Anayasa Mahkemesi’nden kritik FETÖ kararı

Anayasa Mahkemesi’nden kritik FETÖ kararı
Güncelleme:

Anayasa Mahkemesi, Üsteğmen M.G.'nin tutuklanmasının hukuki olmaması nedeniyle kişi hürriyeti ve güvenliğinin ihlal edildiğine ilişkin başvurusunu karara bağladı. Üsteğmen'e 40 bin TL manevi tazminat ödenmesine karar verildi.

Sözleşmeli Üsteğmen M.G., Trabzon Cumhuriyet Başsavcılığı tarafından,FETÖ/ PDY mensubu olduğu iddiasıyla yürütülen soruşturma kapsamında,  tanık ifadesi üzerine silahlı terör örgütü üyesi olma suçlamasıyla 13 Aralık 2017 günü gözaltına alındı.

BERAAT ETTİ

Mahkeme 11 Mayıs 2018 günü tahliye, 22 Aralık 2020’de yapılan duruşmada da beraat kararı verdi. Savcılık beraate istinaf mahkemesinde itiraz etti ancak sonuç çıkmadı.

SÖZLEŞMESİ YENİLENMEDİ

Üsteğmen tahliye ve beraat kararlarına rağmen, 14 Mayıs 2018 günü soruşturma nedeniyle açığa alındı. Sözleşmesinin yenilenmesi talebi ise 8 Eylül 2020’de reddedildi.

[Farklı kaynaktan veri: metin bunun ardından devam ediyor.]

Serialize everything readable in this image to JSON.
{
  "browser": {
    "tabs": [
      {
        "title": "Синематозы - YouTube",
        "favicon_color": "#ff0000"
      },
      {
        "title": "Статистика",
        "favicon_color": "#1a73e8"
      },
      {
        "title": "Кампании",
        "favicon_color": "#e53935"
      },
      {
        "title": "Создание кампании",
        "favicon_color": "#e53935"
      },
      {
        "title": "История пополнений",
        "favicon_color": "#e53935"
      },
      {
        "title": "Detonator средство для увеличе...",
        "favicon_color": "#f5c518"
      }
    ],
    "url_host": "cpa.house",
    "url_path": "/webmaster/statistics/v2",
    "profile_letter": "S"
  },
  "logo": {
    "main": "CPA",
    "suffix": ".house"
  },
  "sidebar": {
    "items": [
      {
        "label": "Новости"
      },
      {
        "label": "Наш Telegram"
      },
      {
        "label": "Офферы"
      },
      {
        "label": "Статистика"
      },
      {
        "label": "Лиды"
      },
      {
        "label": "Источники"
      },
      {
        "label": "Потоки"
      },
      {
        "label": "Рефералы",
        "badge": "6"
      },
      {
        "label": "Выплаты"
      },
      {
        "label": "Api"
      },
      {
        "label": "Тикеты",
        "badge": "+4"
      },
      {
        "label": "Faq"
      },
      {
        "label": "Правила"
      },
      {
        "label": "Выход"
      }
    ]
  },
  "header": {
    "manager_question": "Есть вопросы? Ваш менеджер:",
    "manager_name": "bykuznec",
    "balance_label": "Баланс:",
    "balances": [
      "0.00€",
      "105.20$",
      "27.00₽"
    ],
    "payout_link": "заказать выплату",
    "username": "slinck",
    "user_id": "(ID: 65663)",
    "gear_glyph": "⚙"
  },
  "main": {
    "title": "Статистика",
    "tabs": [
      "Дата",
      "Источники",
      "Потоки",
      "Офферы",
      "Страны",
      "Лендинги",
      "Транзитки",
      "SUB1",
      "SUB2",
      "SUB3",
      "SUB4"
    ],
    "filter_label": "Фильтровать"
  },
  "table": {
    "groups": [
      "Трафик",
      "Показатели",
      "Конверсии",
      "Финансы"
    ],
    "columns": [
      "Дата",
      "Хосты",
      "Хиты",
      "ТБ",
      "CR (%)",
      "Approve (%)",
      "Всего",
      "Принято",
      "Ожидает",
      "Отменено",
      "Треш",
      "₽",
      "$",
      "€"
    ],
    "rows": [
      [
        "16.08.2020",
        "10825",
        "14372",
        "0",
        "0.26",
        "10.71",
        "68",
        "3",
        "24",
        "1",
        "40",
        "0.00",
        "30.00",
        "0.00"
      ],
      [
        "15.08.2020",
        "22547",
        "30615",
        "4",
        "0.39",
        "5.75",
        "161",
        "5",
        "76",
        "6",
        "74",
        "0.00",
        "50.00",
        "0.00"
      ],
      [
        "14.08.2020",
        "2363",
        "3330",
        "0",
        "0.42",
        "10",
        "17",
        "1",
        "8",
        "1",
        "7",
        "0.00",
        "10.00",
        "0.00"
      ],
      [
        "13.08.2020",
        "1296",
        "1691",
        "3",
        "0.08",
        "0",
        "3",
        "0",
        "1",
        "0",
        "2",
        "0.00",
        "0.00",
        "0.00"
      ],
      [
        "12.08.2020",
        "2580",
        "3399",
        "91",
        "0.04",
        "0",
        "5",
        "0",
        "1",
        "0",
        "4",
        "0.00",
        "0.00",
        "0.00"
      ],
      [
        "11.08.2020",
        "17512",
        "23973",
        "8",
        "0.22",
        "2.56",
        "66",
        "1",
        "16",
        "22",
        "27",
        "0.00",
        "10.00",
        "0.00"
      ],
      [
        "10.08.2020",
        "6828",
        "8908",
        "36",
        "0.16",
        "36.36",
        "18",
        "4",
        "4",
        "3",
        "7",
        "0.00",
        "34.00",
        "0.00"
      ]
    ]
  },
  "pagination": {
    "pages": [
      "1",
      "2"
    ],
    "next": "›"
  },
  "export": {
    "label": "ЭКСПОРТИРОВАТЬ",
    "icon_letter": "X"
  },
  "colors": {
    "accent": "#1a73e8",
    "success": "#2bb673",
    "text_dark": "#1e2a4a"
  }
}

OYBİRLİĞİYLE KARAR VERİLDİ

Üsteğmen’in 25 Nisan 2018’de Anayasa Mahkemesi’ne yaptığı bireysel başvuru 11 Şubat 2021 günü karara bağlandı. Bugünkü Resmi Gazete’de yayımlanan kararda hüküm şöyle açıklandı:

Tutuklanmanın hukuki olmaması nedeniyle kişi hürriyeti ve güvenliği hakkının ihlal edildiğine ilişkin iddianın kabul edilebilir olduğuna oybirliğiyle, 
Anayasa’nın 19. maddesinde güvence altına alınan kişi hürriyeti ve güvenliği hakkın ihlal edildiğine Kadir Özkaya ve Basri Bağcı’nın karşıoyu ve oyçokluğuyla,
Başvurucuya 40 bin TL manevi tazminat ödenmesine, tazminata ilişkin diğer taleplerin reddine,
Kararın bir örneğinin Adalet Bakanlığı’na ve bilgi için Trabzon 3. Ağır Ceza Mahkemesi’ne gönderilmesine karar verildi.

TANIK ANLATIMLARINA İLİŞKİN YENİ TUTUM

Yüksek Mahkeme karar metninde şu değerlendirmeye de vurgu yaptı:

“Anayasa Mahkemesi yakın zamanda verdiği bazı kararlarında, tanık anlatımlarının kişinin örgütsel bağlantısına veya hangi örgütsel eylemlerde bulunduğuna ya da başvurucunun örgütsel konumuna ilişkin herhangi bir vaka veya olguya dayanmaması dolayısıyla kişisel kanaatin açıklanması niteliğinde olduğu, bu anlamda yargı makamlarının denetim yaparak söz konusu beyanları doğrulamasına ya da çürütmesine imkan vermediği gerekçesiyle kuvvetli suç belirtisi olarak kabul edilemeyeceği sonucuna varmıştır.”